Last updated: Wed 11 Nov 2020, 11:33 PM

Georgia will re-count all paper ballots cast in the November 3 presidential election by hand, the state's top election official said on Wednesday, a mammoth task that must be completed by November 20.

Democratic President-elect Joe Biden secured more than the 270 Electoral College votes needed by winning Pennsylvania on Saturday after four tense days of counting, delayed by a surge in mail-in ballots due to the coronavirus pandemic. Winning Georgia would only add to Biden's margin of victory.


Republican President Donald Trump has refused to concede defeat and has said - without citing evidence - that the voting was marred by fraud.

The vote count in Georgia showed Biden ahead of Trump by just 14,101 votes out of some 5 million across the state, and with the margin so small, a recount is needed, Georgia Secretary of State Brad Raffensperger said at a news conference.

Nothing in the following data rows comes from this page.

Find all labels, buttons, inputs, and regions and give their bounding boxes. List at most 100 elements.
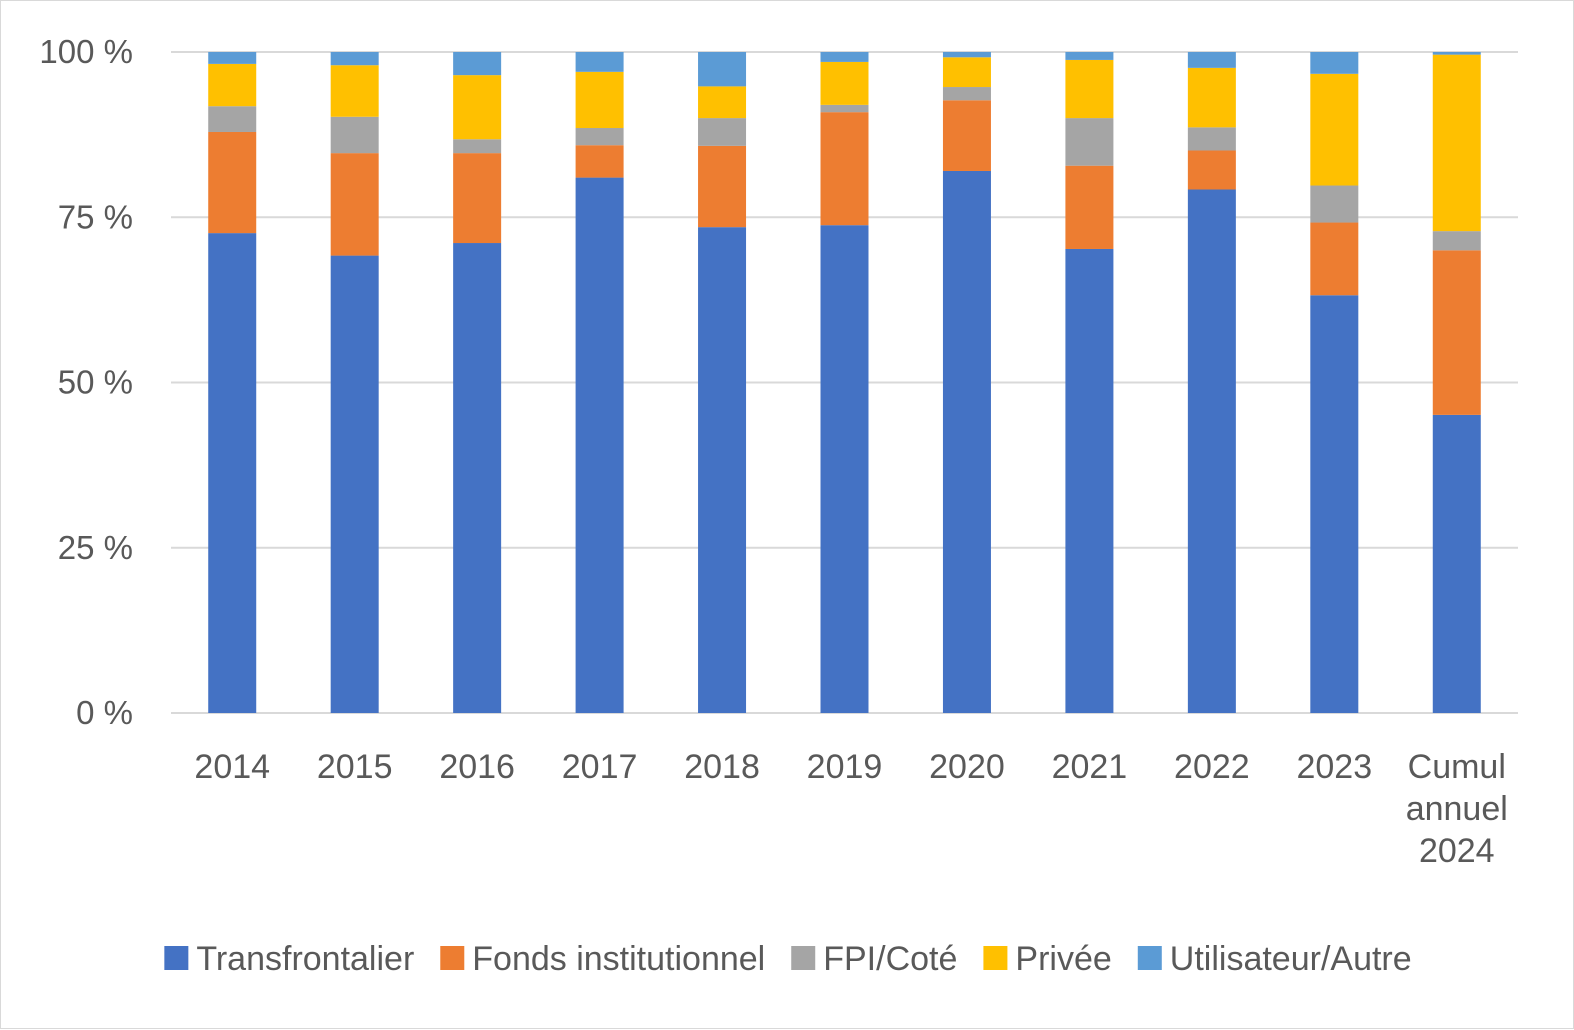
bar-segment-fonds-institutionnel (1065, 165, 1114, 249)
bar-segment-fonds-institutionnel (330, 153, 379, 256)
x-axis-labels: 2014 2015 2016 2017 2018 2019 2020 2021 2022 2023… (194, 748, 1507, 870)
y-tick-label: 25 % (58, 529, 133, 566)
x-tick-label: 2022 (1174, 748, 1250, 786)
x-tick-label-line: 2021 (1052, 748, 1128, 786)
bar-segment-utilisateur-autre (453, 52, 502, 76)
bar-segment-priv-e (453, 75, 502, 140)
legend-item: Utilisateur/Autre (1137, 940, 1412, 978)
x-tick-label-line: 2017 (562, 748, 638, 786)
x-tick-label-line: 2016 (439, 748, 515, 786)
x-tick-label-line: 2015 (317, 748, 393, 786)
x-tick-label: 2019 (807, 748, 883, 786)
legend-item: Fonds institutionnel (440, 940, 765, 978)
bar-segment-fpi-cot- (453, 139, 502, 154)
legend-label: Transfrontalier (196, 940, 414, 978)
bar-segment-priv-e (1310, 73, 1359, 186)
bar-segment-transfrontalier (453, 243, 502, 714)
legend-swatch (440, 946, 465, 970)
x-tick-label: 2018 (684, 748, 760, 786)
legend-item: FPI/Coté (791, 940, 957, 978)
bar-segment-fpi-cot- (820, 104, 869, 113)
bar-segment-utilisateur-autre (208, 52, 257, 64)
bar-segment-transfrontalier (1187, 189, 1236, 713)
legend-swatch (791, 946, 816, 970)
bar-segment-fpi-cot- (942, 87, 991, 101)
x-tick-label: 2020 (929, 748, 1005, 786)
bar-segment-fonds-institutionnel (575, 145, 624, 178)
bar-segment-utilisateur-autre (1187, 52, 1236, 68)
bar-segment-transfrontalier (820, 225, 869, 713)
bar-segment-fonds-institutionnel (1187, 150, 1236, 190)
bar-segment-fpi-cot- (1065, 118, 1114, 166)
bar-segment-fonds-institutionnel (1310, 222, 1359, 296)
y-axis-ticks: 0 % 25 % 50 % 75 % 100 % (39, 33, 133, 731)
bar-segment-fpi-cot- (1432, 231, 1481, 251)
legend-swatch (983, 946, 1008, 970)
bar-segment-utilisateur-autre (1065, 52, 1114, 60)
bar-segment-transfrontalier (1432, 414, 1481, 713)
bar-segment-fonds-institutionnel (1432, 250, 1481, 415)
bar-segment-fonds-institutionnel (453, 153, 502, 244)
bar-segment-transfrontalier (698, 227, 747, 714)
bar-segment-fpi-cot- (1310, 185, 1359, 223)
x-tick-label-line: 2018 (684, 748, 760, 786)
x-tick-label: 2017 (562, 748, 638, 786)
bar-segment-priv-e (942, 57, 991, 88)
bar-segment-transfrontalier (1065, 248, 1114, 713)
bar-segment-priv-e (820, 61, 869, 105)
legend-label: Utilisateur/Autre (1170, 940, 1412, 978)
y-tick-label: 100 % (39, 33, 133, 70)
y-tick-label: 75 % (58, 198, 133, 235)
bar-segment-priv-e (208, 63, 257, 107)
bar-segment-fpi-cot- (698, 118, 747, 146)
x-tick-label-line: 2019 (807, 748, 883, 786)
legend-item: Transfrontalier (164, 940, 414, 978)
x-tick-label-line: Cumul (1408, 748, 1506, 786)
bar-segment-utilisateur-autre (330, 52, 379, 66)
bar-segment-utilisateur-autre (1310, 52, 1359, 74)
legend-label: Fonds institutionnel (472, 940, 765, 978)
y-tick-label: 0 % (76, 694, 133, 731)
bar-segment-fonds-institutionnel (820, 112, 869, 226)
x-tick-label-line: 2024 (1419, 832, 1495, 870)
bar-segment-utilisateur-autre (1432, 52, 1481, 55)
bar-segment-transfrontalier (1310, 295, 1359, 713)
bars (208, 52, 1481, 714)
legend-swatch (164, 946, 189, 970)
x-tick-label: Cumul annuel 2024 (1406, 748, 1508, 870)
bar-segment-fpi-cot- (330, 116, 379, 154)
legend: Transfrontalier Fonds institutionnel FPI/C… (164, 940, 1412, 978)
legend-item: Privée (983, 940, 1112, 978)
y-tick-label: 50 % (58, 364, 133, 401)
x-tick-label-line: 2022 (1174, 748, 1250, 786)
bar-segment-priv-e (1187, 67, 1236, 128)
bar-segment-fonds-institutionnel (698, 145, 747, 228)
x-tick-label: 2016 (439, 748, 515, 786)
bar-segment-transfrontalier (575, 177, 624, 714)
bar-segment-priv-e (330, 65, 379, 117)
bar-segment-utilisateur-autre (698, 52, 747, 87)
bar-segment-fonds-institutionnel (208, 131, 257, 234)
bar-segment-fonds-institutionnel (942, 100, 991, 171)
bar-segment-transfrontalier (208, 233, 257, 713)
legend-label: Privée (1015, 940, 1111, 978)
x-tick-label: 2014 (194, 748, 270, 786)
bar-segment-fpi-cot- (575, 128, 624, 146)
x-tick-label-line: 2014 (194, 748, 270, 786)
x-tick-label-line: 2020 (929, 748, 1005, 786)
bar-segment-priv-e (698, 86, 747, 119)
bar-segment-fpi-cot- (1187, 127, 1236, 151)
bar-segment-transfrontalier (942, 170, 991, 714)
x-tick-label-line: annuel (1406, 790, 1508, 828)
bar-segment-priv-e (1432, 54, 1481, 232)
x-tick-label: 2015 (317, 748, 393, 786)
x-tick-label: 2023 (1296, 748, 1372, 786)
legend-swatch (1137, 946, 1162, 970)
x-tick-label: 2021 (1052, 748, 1128, 786)
bar-segment-fpi-cot- (208, 106, 257, 132)
bar-segment-utilisateur-autre (575, 52, 624, 72)
bar-segment-utilisateur-autre (942, 52, 991, 58)
bar-segment-priv-e (575, 71, 624, 129)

"You actually have to do a full hand-by-hand recount of all because the margin is so close," Raffensperger said. "We want to start this before the week is up."

"People will be working lots of overtime over the next coming weeks," he said.

A study by the non-partisan group Fair Vote found that out of 31 statewide recounts between 2000 and 2019, the outcome changed in only three of them. More often, the winner won by a tiny bit more. On average, they shifted the outcome by 0.024 per cent, Fair Vote found - a much smaller margin than Trump would need. Biden is currently leading Trump in Georgia by 49.5 per cent to 49.2 per cent.

Georgia's two US senators, David Perdue and Kelly Loeffler, both Republicans, on Monday called on Raffensperger, who is also a Republican, to resign over his management of the election in Georgia. Their statement presented no evidence of fraud, however.